ガリポリ作戦の失敗は明らかとなった。オーストラリアの若いジャーナリスト、キース・マードック Keith Murdoch は、極秘裏にダーダネルスの損害の規模についてオーストラリアの首相に書き送った。それはイギリスの首相デビッド・ロイド・ジョージに伝えられ、ハミルトン卿は更迭された。

イギリス政府は遂に撤退を命じた。1915年12月20日、アンザックの空になった塹壕に攻撃を続けるトルコ軍に気づかれることなく、撤退は完了した。1916年1月6日、ガリポリへの最後の攻撃を実行したトルコ軍は、アンザック軍の全軍が一人の犠牲者も出さずに撤退してしまっていることに気がつく。その撤退は、皮肉にも連合国のガリポリにおける作戦の中で最も成功した作戦だった。

◇大きすぎた犠牲
イギリスはガリポリの戦いに46万8千の兵士を送りこみ、33512名の死者、7636名の行方不明者、78000名の負傷者を出した。うち、アンザック軍団は、ガリポリで8000人を失い、18000人以上が負傷した。
オーストラリアの当時の人口は約5百万人。第一次大戦に33万人が出兵し、59000人が戦死した。
人口百万人のニュージーランドは、兵士11万人のうち18000人が戦死し、55000人が負傷した。 このニュージーランドの死傷者率62%は、アングロ・サクソン世界からの参戦国の中で最も高い数字である。

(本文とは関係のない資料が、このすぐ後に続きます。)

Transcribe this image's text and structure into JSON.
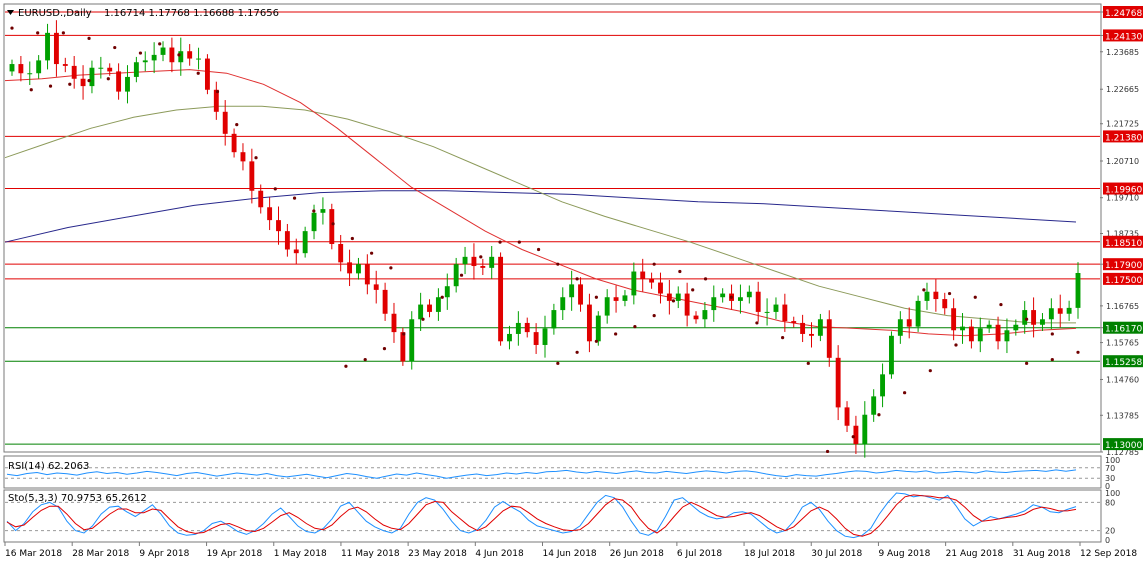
{
  "window": {
    "symbol_title": "EURUSD.,Daily",
    "ohlc": "1.16714 1.17768 1.16688 1.17656"
  },
  "colors": {
    "bull": "#00a000",
    "bear": "#e00000",
    "ma_fast": "#e03030",
    "ma_mid": "#8c9a5a",
    "ma_slow": "#28288c",
    "sar": "#700000",
    "resistance": "#e00000",
    "support": "#008000",
    "rsi": "#1e90ff",
    "stoch_main": "#1e90ff",
    "stoch_signal": "#e00000"
  },
  "chart_data": [
    {
      "type": "candlestick",
      "name": "price",
      "x_ticks": [
        "16 Mar 2018",
        "28 Mar 2018",
        "9 Apr 2018",
        "19 Apr 2018",
        "1 May 2018",
        "11 May 2018",
        "23 May 2018",
        "4 Jun 2018",
        "14 Jun 2018",
        "26 Jun 2018",
        "6 Jul 2018",
        "18 Jul 2018",
        "30 Jul 2018",
        "9 Aug 2018",
        "21 Aug 2018",
        "31 Aug 2018",
        "12 Sep 2018"
      ],
      "y_ticks": [
        "1.24768",
        "1.24130",
        "1.23685",
        "1.22665",
        "1.21725",
        "1.20710",
        "1.19710",
        "1.18735",
        "1.17900",
        "1.16765",
        "1.16170",
        "1.15765",
        "1.14760",
        "1.13785",
        "1.12785"
      ],
      "ylim": [
        1.12785,
        1.24768
      ],
      "levels": [
        {
          "value": 1.24768,
          "label": "1.24768",
          "kind": "resistance"
        },
        {
          "value": 1.2413,
          "label": "1.24130",
          "kind": "resistance"
        },
        {
          "value": 1.2138,
          "label": "1.21380",
          "kind": "resistance"
        },
        {
          "value": 1.1996,
          "label": "1.19960",
          "kind": "resistance"
        },
        {
          "value": 1.1851,
          "label": "1.18510",
          "kind": "resistance"
        },
        {
          "value": 1.179,
          "label": "1.17900",
          "kind": "resistance"
        },
        {
          "value": 1.175,
          "label": "1.17500",
          "kind": "resistance"
        },
        {
          "value": 1.1617,
          "label": "1.16170",
          "kind": "support"
        },
        {
          "value": 1.15258,
          "label": "1.15258",
          "kind": "support"
        },
        {
          "value": 1.13,
          "label": "1.13000",
          "kind": "support"
        }
      ],
      "closes": [
        1.2335,
        1.231,
        1.231,
        1.2345,
        1.242,
        1.2335,
        1.233,
        1.2295,
        1.2275,
        1.2325,
        1.2325,
        1.2315,
        1.226,
        1.23,
        1.234,
        1.2345,
        1.236,
        1.238,
        1.234,
        1.237,
        1.235,
        1.235,
        1.2265,
        1.2205,
        1.2145,
        1.2095,
        1.207,
        1.199,
        1.1945,
        1.191,
        1.188,
        1.183,
        1.182,
        1.188,
        1.193,
        1.194,
        1.1845,
        1.1795,
        1.1765,
        1.179,
        1.1735,
        1.172,
        1.1655,
        1.1605,
        1.1525,
        1.164,
        1.168,
        1.166,
        1.17,
        1.173,
        1.179,
        1.181,
        1.1785,
        1.178,
        1.181,
        1.158,
        1.16,
        1.163,
        1.1605,
        1.157,
        1.1615,
        1.1665,
        1.17,
        1.1735,
        1.168,
        1.158,
        1.165,
        1.17,
        1.169,
        1.1705,
        1.177,
        1.175,
        1.174,
        1.171,
        1.169,
        1.171,
        1.165,
        1.164,
        1.1665,
        1.17,
        1.171,
        1.169,
        1.17,
        1.1715,
        1.166,
        1.166,
        1.168,
        1.1635,
        1.163,
        1.16,
        1.1595,
        1.164,
        1.1535,
        1.14,
        1.135,
        1.13,
        1.138,
        1.143,
        1.149,
        1.1595,
        1.164,
        1.162,
        1.169,
        1.1715,
        1.1695,
        1.167,
        1.161,
        1.162,
        1.158,
        1.1615,
        1.1625,
        1.158,
        1.161,
        1.1625,
        1.1665,
        1.1625,
        1.164,
        1.167,
        1.1655,
        1.1671,
        1.1766
      ],
      "sma_fast": [
        1.229,
        1.2295,
        1.2305,
        1.231,
        1.2315,
        1.232,
        1.231,
        1.228,
        1.223,
        1.216,
        1.208,
        1.2,
        1.194,
        1.188,
        1.183,
        1.179,
        1.175,
        1.172,
        1.17,
        1.168,
        1.166,
        1.1635,
        1.162,
        1.1615,
        1.161,
        1.16,
        1.1595,
        1.16,
        1.161,
        1.1615
      ],
      "sma_mid": [
        1.208,
        1.212,
        1.216,
        1.219,
        1.221,
        1.222,
        1.222,
        1.221,
        1.2185,
        1.215,
        1.211,
        1.206,
        1.201,
        1.196,
        1.192,
        1.1885,
        1.185,
        1.181,
        1.177,
        1.173,
        1.17,
        1.167,
        1.165,
        1.164,
        1.163,
        1.163
      ],
      "sma_slow": [
        1.185,
        1.189,
        1.192,
        1.195,
        1.197,
        1.1985,
        1.199,
        1.199,
        1.1985,
        1.198,
        1.197,
        1.196,
        1.1955,
        1.1945,
        1.1935,
        1.1925,
        1.1915,
        1.1905
      ],
      "sar": [
        [
          0,
          1.2433
        ],
        [
          4,
          1.242
        ],
        [
          8,
          1.242
        ],
        [
          12,
          1.2405
        ],
        [
          16,
          1.238
        ],
        [
          20,
          1.2365
        ],
        [
          3,
          1.2265
        ],
        [
          6,
          1.2275
        ],
        [
          9,
          1.228
        ],
        [
          12,
          1.229
        ],
        [
          15,
          1.2295
        ],
        [
          23,
          1.239
        ],
        [
          26,
          1.236
        ],
        [
          29,
          1.231
        ],
        [
          32,
          1.226
        ],
        [
          35,
          1.217
        ],
        [
          38,
          1.208
        ],
        [
          41,
          1.1995
        ],
        [
          44,
          1.197
        ],
        [
          47,
          1.1935
        ],
        [
          50,
          1.19
        ],
        [
          53,
          1.186
        ],
        [
          56,
          1.182
        ],
        [
          59,
          1.178
        ],
        [
          52,
          1.1512
        ],
        [
          55,
          1.153
        ],
        [
          58,
          1.156
        ],
        [
          61,
          1.16
        ],
        [
          64,
          1.164
        ],
        [
          67,
          1.17
        ],
        [
          70,
          1.176
        ],
        [
          73,
          1.181
        ],
        [
          76,
          1.185
        ],
        [
          79,
          1.185
        ],
        [
          82,
          1.183
        ],
        [
          85,
          1.179
        ],
        [
          88,
          1.175
        ],
        [
          91,
          1.17
        ],
        [
          85,
          1.152
        ],
        [
          88,
          1.155
        ],
        [
          91,
          1.158
        ],
        [
          94,
          1.16
        ],
        [
          97,
          1.162
        ],
        [
          100,
          1.165
        ],
        [
          103,
          1.169
        ],
        [
          106,
          1.172
        ],
        [
          100,
          1.179
        ],
        [
          104,
          1.177
        ],
        [
          108,
          1.175
        ],
        [
          112,
          1.17
        ],
        [
          116,
          1.163
        ],
        [
          120,
          1.159
        ],
        [
          124,
          1.152
        ],
        [
          127,
          1.128
        ],
        [
          131,
          1.132
        ],
        [
          135,
          1.138
        ],
        [
          139,
          1.144
        ],
        [
          143,
          1.15
        ],
        [
          147,
          1.157
        ],
        [
          142,
          1.172
        ],
        [
          146,
          1.171
        ],
        [
          150,
          1.17
        ],
        [
          154,
          1.168
        ],
        [
          158,
          1.164
        ],
        [
          162,
          1.16
        ],
        [
          158,
          1.152
        ],
        [
          162,
          1.153
        ],
        [
          166,
          1.155
        ]
      ]
    },
    {
      "type": "line",
      "name": "rsi",
      "title": "RSI(14) 62.2063",
      "y_ticks": [
        "100",
        "70",
        "30",
        "0"
      ],
      "ylim": [
        0,
        100
      ],
      "levels": [
        70,
        30
      ],
      "values": [
        45,
        40,
        48,
        52,
        44,
        50,
        47,
        42,
        50,
        55,
        48,
        52,
        45,
        50,
        56,
        52,
        46,
        40,
        48,
        52,
        45,
        38,
        44,
        50,
        46,
        42,
        48,
        40,
        35,
        40,
        45,
        38,
        32,
        40,
        48,
        44,
        36,
        30,
        38,
        46,
        42,
        50,
        44,
        38,
        30,
        36,
        42,
        46,
        40,
        44,
        50,
        46,
        52,
        48,
        55,
        56,
        60,
        54,
        50,
        56,
        52,
        48,
        54,
        58,
        52,
        50,
        56,
        52,
        48,
        54,
        58,
        55,
        50,
        56,
        58,
        54,
        46,
        40,
        36,
        44,
        40,
        38,
        44,
        48,
        54,
        58,
        56,
        50,
        54,
        60,
        56,
        54,
        58,
        50,
        52,
        56,
        54,
        50,
        58,
        54,
        52,
        56,
        58,
        60,
        56,
        62,
        57,
        62
      ]
    },
    {
      "type": "line",
      "name": "stochastic",
      "title": "Sto(5,3,3) 70.9753 65.2612",
      "y_ticks": [
        "100",
        "80",
        "20",
        "0"
      ],
      "ylim": [
        0,
        100
      ],
      "levels": [
        80,
        20
      ],
      "series": [
        {
          "values": [
            40,
            20,
            35,
            60,
            75,
            80,
            70,
            40,
            20,
            15,
            30,
            55,
            70,
            72,
            60,
            50,
            62,
            75,
            55,
            30,
            15,
            10,
            12,
            20,
            35,
            40,
            30,
            18,
            12,
            20,
            35,
            55,
            68,
            50,
            30,
            18,
            15,
            25,
            45,
            72,
            80,
            60,
            40,
            28,
            20,
            15,
            25,
            55,
            80,
            90,
            85,
            65,
            40,
            20,
            15,
            22,
            42,
            70,
            82,
            70,
            60,
            42,
            30,
            25,
            20,
            15,
            18,
            30,
            55,
            80,
            95,
            90,
            70,
            40,
            15,
            10,
            20,
            50,
            85,
            90,
            75,
            60,
            50,
            45,
            48,
            58,
            60,
            55,
            40,
            25,
            15,
            20,
            40,
            70,
            80,
            65,
            40,
            20,
            8,
            5,
            10,
            25,
            55,
            80,
            100,
            98,
            92,
            95,
            90,
            85,
            95,
            72,
            45,
            30,
            40,
            50,
            45,
            50,
            55,
            62,
            75,
            70,
            60,
            58,
            65,
            71
          ]
        },
        {
          "values": [
            38,
            28,
            32,
            48,
            63,
            72,
            72,
            55,
            35,
            22,
            25,
            40,
            55,
            66,
            66,
            58,
            58,
            66,
            63,
            45,
            28,
            18,
            14,
            16,
            25,
            33,
            35,
            28,
            20,
            18,
            25,
            38,
            52,
            58,
            48,
            35,
            25,
            22,
            32,
            50,
            65,
            70,
            60,
            45,
            32,
            25,
            22,
            35,
            55,
            75,
            82,
            80,
            60,
            45,
            30,
            20,
            28,
            45,
            62,
            72,
            70,
            58,
            45,
            35,
            28,
            22,
            20,
            22,
            35,
            55,
            75,
            88,
            85,
            70,
            45,
            25,
            15,
            28,
            50,
            70,
            80,
            72,
            62,
            52,
            48,
            50,
            55,
            58,
            52,
            40,
            28,
            20,
            28,
            45,
            62,
            70,
            62,
            45,
            25,
            12,
            8,
            14,
            30,
            52,
            75,
            92,
            96,
            94,
            93,
            90,
            90,
            85,
            70,
            52,
            40,
            42,
            45,
            48,
            50,
            55,
            65,
            70,
            67,
            62,
            62,
            65
          ]
        }
      ]
    }
  ]
}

アンザック軍団はその後、パレスチナとフランスの西部戦線に送られる。
1918年、西部戦線のフランス、ル・ハメル Le Hamel の戦いでは、大きな戦功をあげた。この時のアンザック軍団の指揮官が、100ドル札の裏に描かれているジョン・モナシュ卿 Sir John Monash である。

オーストラリアでは、ガリポリ半島に上陸を開始した4月25日をアンザック・デー Anzac day として祝日にしている。この日には、第一次世界大戦だけでなく、これまでのすべての戦争における戦死者の霊が弔われ、世界平和への祈りが捧げられる。